Multiple transcription factor binding sites mediate adenovirus E1A transactivation

Abstract

We studied the response of simple synthetic promoter regions to transactivation by the adenovirus early region 1A (E1A) protein. Binding sites for one or two host cell transcription factors were substituted for the E1B promoter region in reconstructed virus mutants, and the response to E1A transactivation was assayed during the early phase of infection. We found that a single CREB/ATF binding site resulted in a surprisingly strong promoter which responded to E1A. A CREB/ATF binding site placed upstream of the E1B TATA box behaved much like the wild-type E1B promoter, which is composed of a single Sp1 binding site plus a TATA box. A single E2F binding site resulted in an extremely weak promoter which did not respond to E1A, much like a single Sp1 site. Two E2F sites in an inverted orientation with the same spacing as in the adenovirus type 2 E2 early promoter produced a strong, E1A-responsive promoter. Substitution of the E4 TATA box region for the E1B TATA box region produced a promoter about five times stronger than the wild-type E1B promoter in the absence of E1A. However, the E4 TATA box substitution did not respond significantly to E1A transactivation.
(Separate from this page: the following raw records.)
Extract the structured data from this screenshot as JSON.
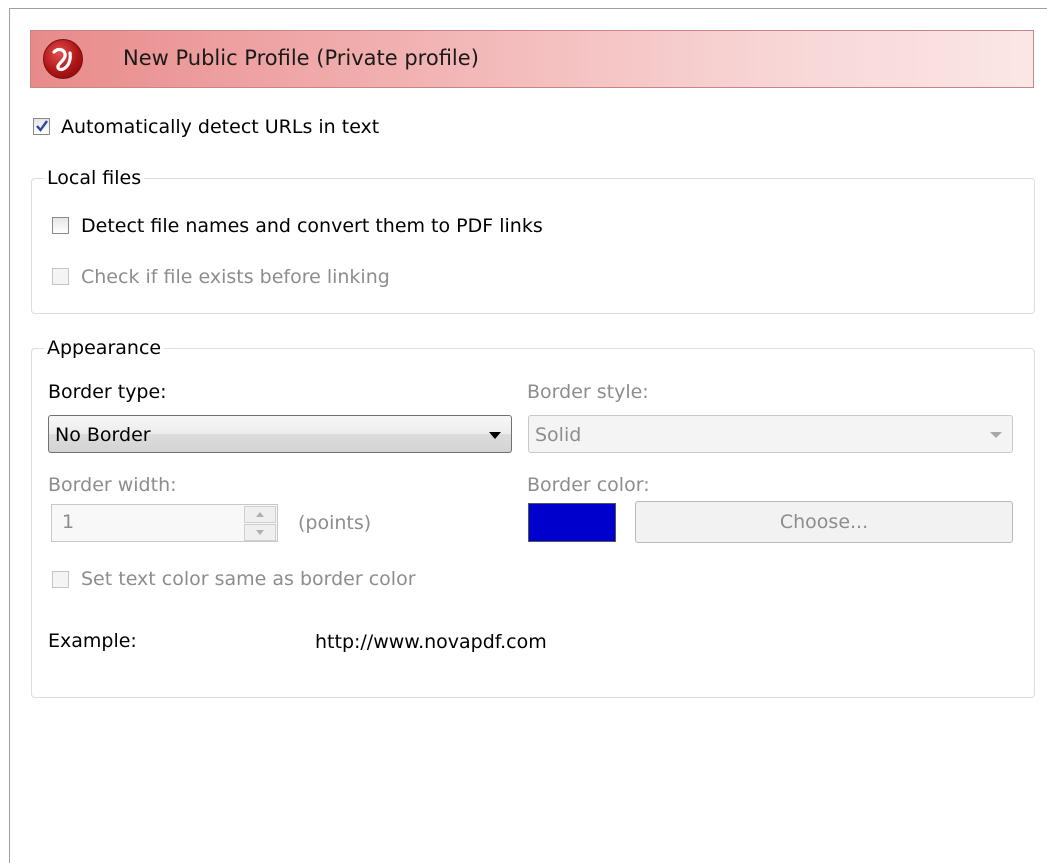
{
  "header": {
    "title": "New Public Profile (Private profile)",
    "icon": "novapdf-logo-icon"
  },
  "auto_detect": {
    "label": "Automatically detect URLs in text",
    "checked": true
  },
  "local_files": {
    "title": "Local files",
    "detect_file_names": {
      "label": "Detect file names and convert them to PDF links",
      "checked": false
    },
    "check_exists": {
      "label": "Check if file exists before linking",
      "checked": false,
      "disabled": true
    }
  },
  "appearance": {
    "title": "Appearance",
    "border_type": {
      "label": "Border type:",
      "value": "No Border"
    },
    "border_style": {
      "label": "Border style:",
      "value": "Solid"
    },
    "border_width": {
      "label": "Border width:",
      "value": "1",
      "unit": "(points)"
    },
    "border_color": {
      "label": "Border color:",
      "color": "#0000cc",
      "button": "Choose..."
    },
    "same_text_color": {
      "label": "Set text color same as border color",
      "checked": false,
      "disabled": true
    },
    "example": {
      "label": "Example:",
      "value": "http://www.novapdf.com"
    }
  },
  "colors": {
    "banner_start": "#e88a8a",
    "banner_end": "#fbe6e6",
    "disabled_text": "#8d8d8d"
  }
}
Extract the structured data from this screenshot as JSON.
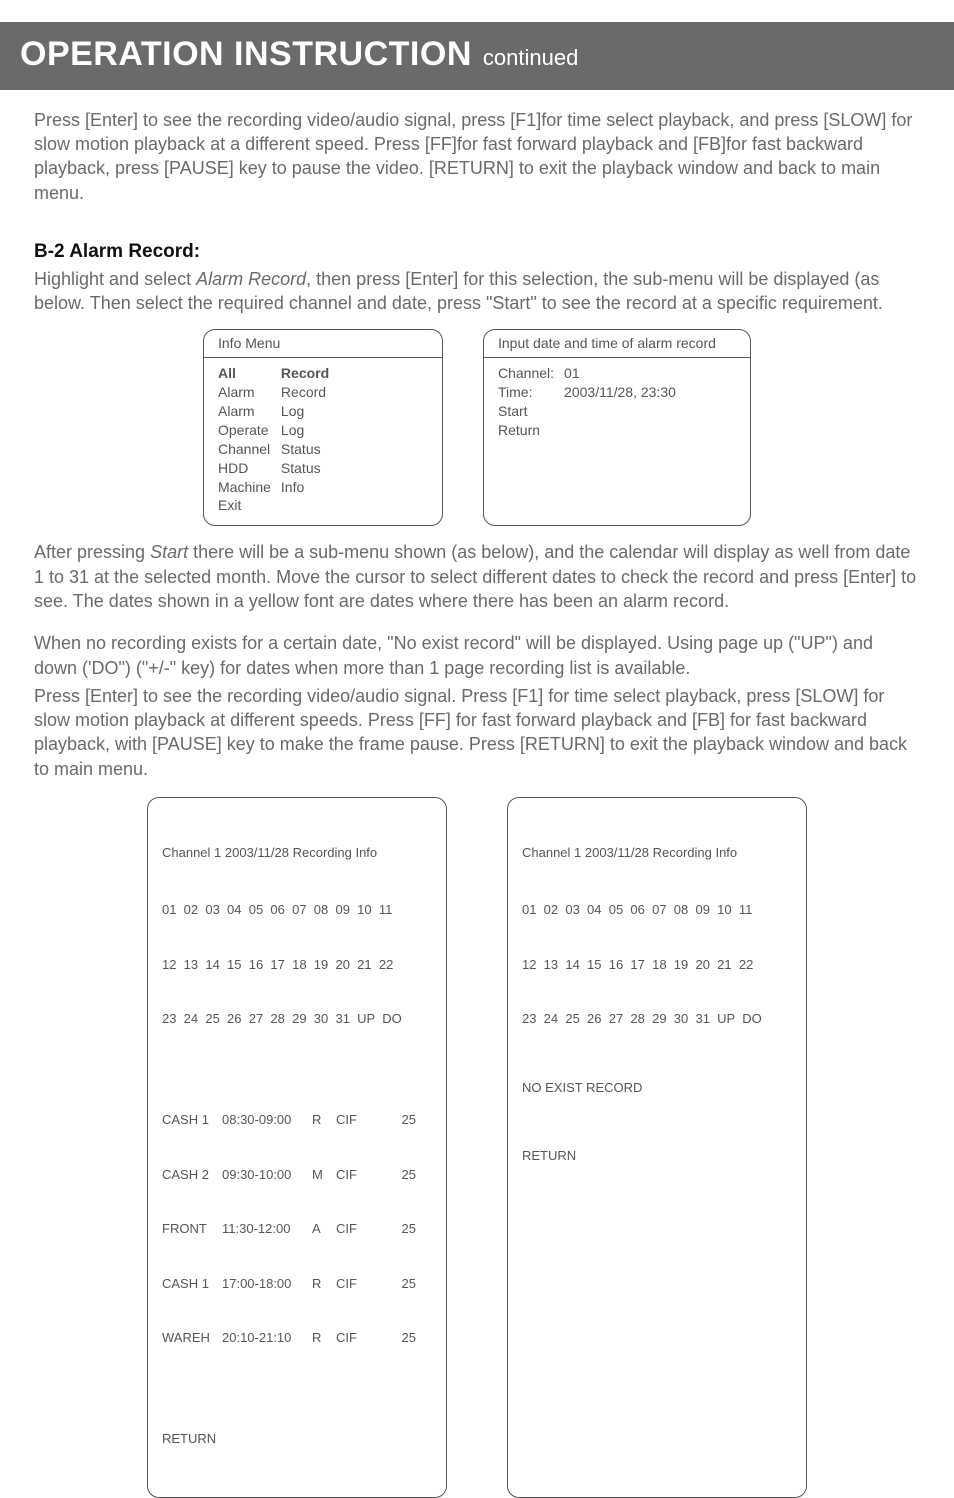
{
  "header": {
    "title": "OPERATION INSTRUCTION",
    "subtitle": "continued"
  },
  "para1a": "Press [Enter] to see the recording video/audio signal, press [F1]for time select playback, and press [SLOW] for slow motion playback at a different speed. Press [FF]for fast forward playback and [FB]for fast backward playback, press [PAUSE] key to pause the video. [RETURN] to exit the playback window and back to main menu.",
  "section_heading": "B-2  Alarm Record:",
  "para2a": "Highlight and select ",
  "para2_italic": "Alarm Record",
  "para2b": ", then press [Enter] for this selection, the sub-menu will be displayed (as below. Then select the required channel and date, press \"Start\" to see the record at a specific requirement.",
  "info_menu": {
    "title": "Info Menu",
    "left": [
      "All",
      "Alarm",
      "Alarm",
      "Operate",
      "Channel",
      "HDD",
      "Machine",
      "Exit"
    ],
    "right": [
      "Record",
      "Record",
      "Log",
      "Log",
      "Status",
      "Status",
      "Info",
      ""
    ]
  },
  "input_box": {
    "title": "Input date and time of alarm record",
    "labels": [
      "Channel:",
      "Time:",
      "Start",
      "Return"
    ],
    "values": [
      "01",
      "2003/11/28, 23:30",
      "",
      ""
    ]
  },
  "para3a": "After pressing ",
  "para3_italic": "Start",
  "para3b": " there will be a sub-menu shown (as below), and the calendar will display as well from date 1 to 31 at the selected month. Move the cursor to select different dates to check the record and press [Enter] to see. The dates shown in a yellow font are dates where there has been an alarm record.",
  "para4": "When no recording exists for a certain date, \"No exist record\" will be displayed. Using page up (\"UP\") and down ('DO\") (\"+/-\" key) for dates when more than 1 page recording list is available.",
  "para5": "Press [Enter] to see the recording video/audio signal. Press [F1] for time select playback, press [SLOW] for slow motion playback at different speeds. Press [FF] for fast forward playback and [FB] for fast backward playback, with [PAUSE] key to make the frame pause. Press [RETURN] to exit the playback window and back to main menu.",
  "cal_box1": {
    "title": "Channel 1 2003/11/28 Recording Info",
    "row1": "01  02  03  04  05  06  07  08  09  10  11",
    "row2": "12  13  14  15  16  17  18  19  20  21  22",
    "row3": "23  24  25  26  27  28  29  30  31  UP  DO",
    "records": [
      {
        "loc": "CASH 1",
        "time": "08:30-09:00",
        "m": "R",
        "fmt": "CIF",
        "size": "25"
      },
      {
        "loc": "CASH 2",
        "time": "09:30-10:00",
        "m": "M",
        "fmt": "CIF",
        "size": "25"
      },
      {
        "loc": "FRONT",
        "time": "11:30-12:00",
        "m": "A",
        "fmt": "CIF",
        "size": "25"
      },
      {
        "loc": "CASH 1",
        "time": "17:00-18:00",
        "m": "R",
        "fmt": "CIF",
        "size": "25"
      },
      {
        "loc": "WAREH",
        "time": "20:10-21:10",
        "m": "R",
        "fmt": "CIF",
        "size": "25"
      }
    ],
    "return": "RETURN"
  },
  "cal_box2": {
    "title": "Channel 1 2003/11/28 Recording Info",
    "row1": "01  02  03  04  05  06  07  08  09  10  11",
    "row2": "12  13  14  15  16  17  18  19  20  21  22",
    "row3": "23  24  25  26  27  28  29  30  31  UP  DO",
    "noexist": "NO EXIST RECORD",
    "return": "RETURN"
  }
}
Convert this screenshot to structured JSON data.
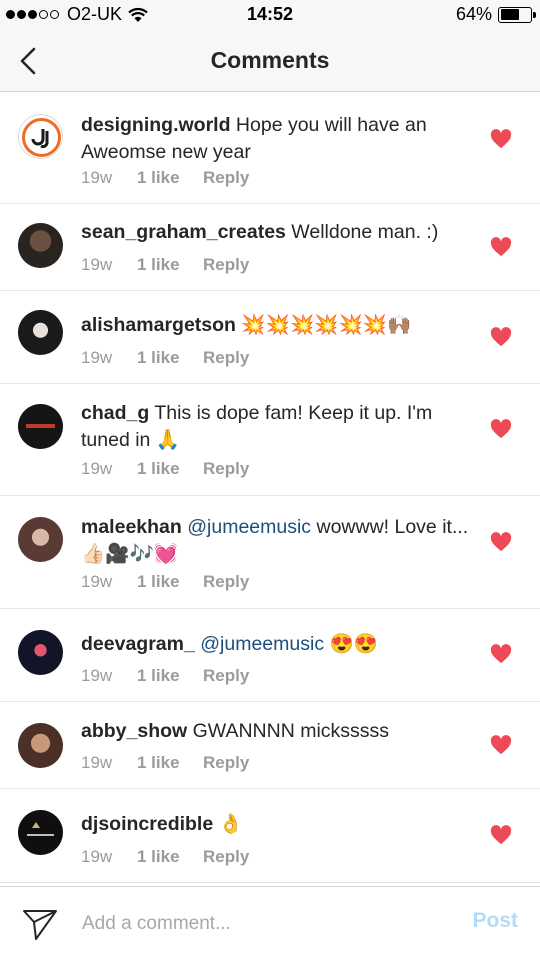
{
  "status_bar": {
    "carrier": "O2-UK",
    "time": "14:52",
    "battery": "64%",
    "battery_level": 0.64,
    "signal_bars": 3
  },
  "header": {
    "title": "Comments"
  },
  "comments": [
    {
      "username": "designing.world",
      "mention": "",
      "text": " Hope you will have an Aweomse new year",
      "time": "19w",
      "likes": "1 like",
      "reply": "Reply"
    },
    {
      "username": "sean_graham_creates",
      "mention": "",
      "text": " Welldone man. :)",
      "time": "19w",
      "likes": "1 like",
      "reply": "Reply"
    },
    {
      "username": "alishamargetson",
      "mention": "",
      "text": " 💥💥💥💥💥💥🙌🏽",
      "time": "19w",
      "likes": "1 like",
      "reply": "Reply"
    },
    {
      "username": "chad_g",
      "mention": "",
      "text": " This is dope fam! Keep it up. I'm tuned in 🙏",
      "time": "19w",
      "likes": "1 like",
      "reply": "Reply"
    },
    {
      "username": "maleekhan",
      "mention": " @jumeemusic",
      "text": "  wowww! Love it... 👍🏻🎥🎶💓",
      "time": "19w",
      "likes": "1 like",
      "reply": "Reply"
    },
    {
      "username": "deevagram_",
      "mention": " @jumeemusic",
      "text": " 😍😍",
      "time": "19w",
      "likes": "1 like",
      "reply": "Reply"
    },
    {
      "username": "abby_show",
      "mention": "",
      "text": " GWANNNN micksssss",
      "time": "19w",
      "likes": "1 like",
      "reply": "Reply"
    },
    {
      "username": "djsoincredible",
      "mention": "",
      "text": " 👌",
      "time": "19w",
      "likes": "1 like",
      "reply": "Reply"
    }
  ],
  "composer": {
    "placeholder": "Add a comment...",
    "post_label": "Post"
  },
  "colors": {
    "heart": "#ed4956",
    "mention": "#1d4f7c",
    "meta": "#9b9b9b",
    "post_disabled": "#b3dbf7"
  }
}
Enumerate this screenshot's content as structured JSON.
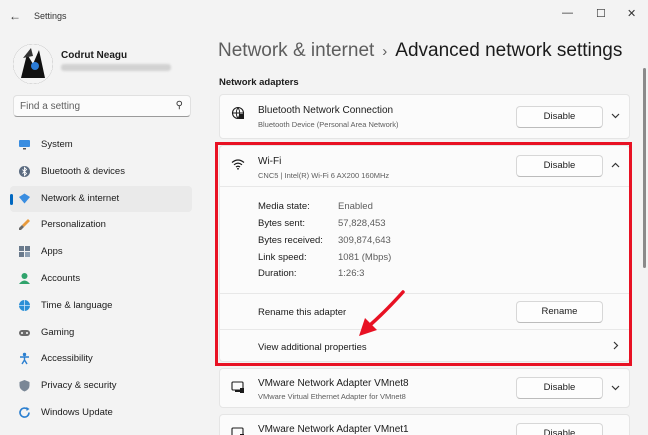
{
  "window": {
    "title": "Settings",
    "back_icon": "arrow-left-icon",
    "minimize_glyph": "—",
    "maximize_glyph": "☐",
    "close_glyph": "✕"
  },
  "profile": {
    "name": "Codrut Neagu"
  },
  "search": {
    "placeholder": "Find a setting"
  },
  "sidebar": {
    "items": [
      {
        "label": "System",
        "icon": "monitor-icon",
        "active": false
      },
      {
        "label": "Bluetooth & devices",
        "icon": "bluetooth-icon",
        "active": false
      },
      {
        "label": "Network & internet",
        "icon": "wifi-diamond-icon",
        "active": true
      },
      {
        "label": "Personalization",
        "icon": "brush-icon",
        "active": false
      },
      {
        "label": "Apps",
        "icon": "apps-icon",
        "active": false
      },
      {
        "label": "Accounts",
        "icon": "person-icon",
        "active": false
      },
      {
        "label": "Time & language",
        "icon": "globe-clock-icon",
        "active": false
      },
      {
        "label": "Gaming",
        "icon": "gamepad-icon",
        "active": false
      },
      {
        "label": "Accessibility",
        "icon": "accessibility-icon",
        "active": false
      },
      {
        "label": "Privacy & security",
        "icon": "shield-icon",
        "active": false
      },
      {
        "label": "Windows Update",
        "icon": "update-icon",
        "active": false
      }
    ]
  },
  "header": {
    "parent": "Network & internet",
    "separator": "›",
    "current": "Advanced network settings"
  },
  "section": {
    "title": "Network adapters"
  },
  "adapters": {
    "bluetooth": {
      "title": "Bluetooth Network Connection",
      "subtitle": "Bluetooth Device (Personal Area Network)",
      "button": "Disable"
    },
    "wifi": {
      "title": "Wi-Fi",
      "subtitle": "CNC5 | Intel(R) Wi-Fi 6 AX200 160MHz",
      "button": "Disable",
      "properties": [
        {
          "label": "Media state:",
          "value": "Enabled"
        },
        {
          "label": "Bytes sent:",
          "value": "57,828,453"
        },
        {
          "label": "Bytes received:",
          "value": "309,874,643"
        },
        {
          "label": "Link speed:",
          "value": "1081 (Mbps)"
        },
        {
          "label": "Duration:",
          "value": "1:26:3"
        }
      ],
      "rename_label": "Rename this adapter",
      "rename_button": "Rename",
      "more_label": "View additional properties"
    },
    "vmnet8": {
      "title": "VMware Network Adapter VMnet8",
      "subtitle": "VMware Virtual Ethernet Adapter for VMnet8",
      "button": "Disable"
    },
    "vmnet1": {
      "title": "VMware Network Adapter VMnet1",
      "button": "Disable"
    }
  },
  "colors": {
    "accent": "#0067c0",
    "highlight": "#e81123"
  }
}
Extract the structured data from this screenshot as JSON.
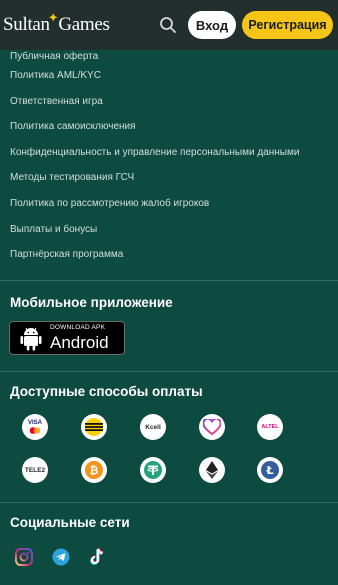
{
  "header": {
    "logo_text_1": "Sultan",
    "logo_text_2": "Games",
    "login_label": "Вход",
    "register_label": "Регистрация"
  },
  "links": [
    "Публичная оферта",
    "Политика AML/KYC",
    "Ответственная игра",
    "Политика самоисключения",
    "Конфиденциальность и управление персональными данными",
    "Методы тестирования ГСЧ",
    "Политика по рассмотрению жалоб игроков",
    "Выплаты и бонусы",
    "Партнёрская программа"
  ],
  "mobile": {
    "title": "Мобильное приложение",
    "apk_small": "DOWNLOAD APK",
    "apk_big": "Android"
  },
  "payments": {
    "title": "Доступные способы оплаты",
    "icons": {
      "visa": "VISA",
      "kcell": "Kcell",
      "altel": "ALTEL",
      "tele2": "TELE2"
    }
  },
  "social": {
    "title": "Социальные сети"
  },
  "colors": {
    "background": "#0d4a40",
    "header": "#232f2c",
    "accent": "#f5c518"
  }
}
These results directly demonstrate that many different transcription factor binding sites, including the E1B TATA box, a CREB/ATF binding site, and two E2F sites, can mediate E1A transactivation. Other transcription factor binding sites cannot mediate an E1A response; these other sites include the E4 TATA box, a single Sp1 binding site, and a single E2F binding site. Implications of these findings for the mechanism of E1A transactivation are discussed.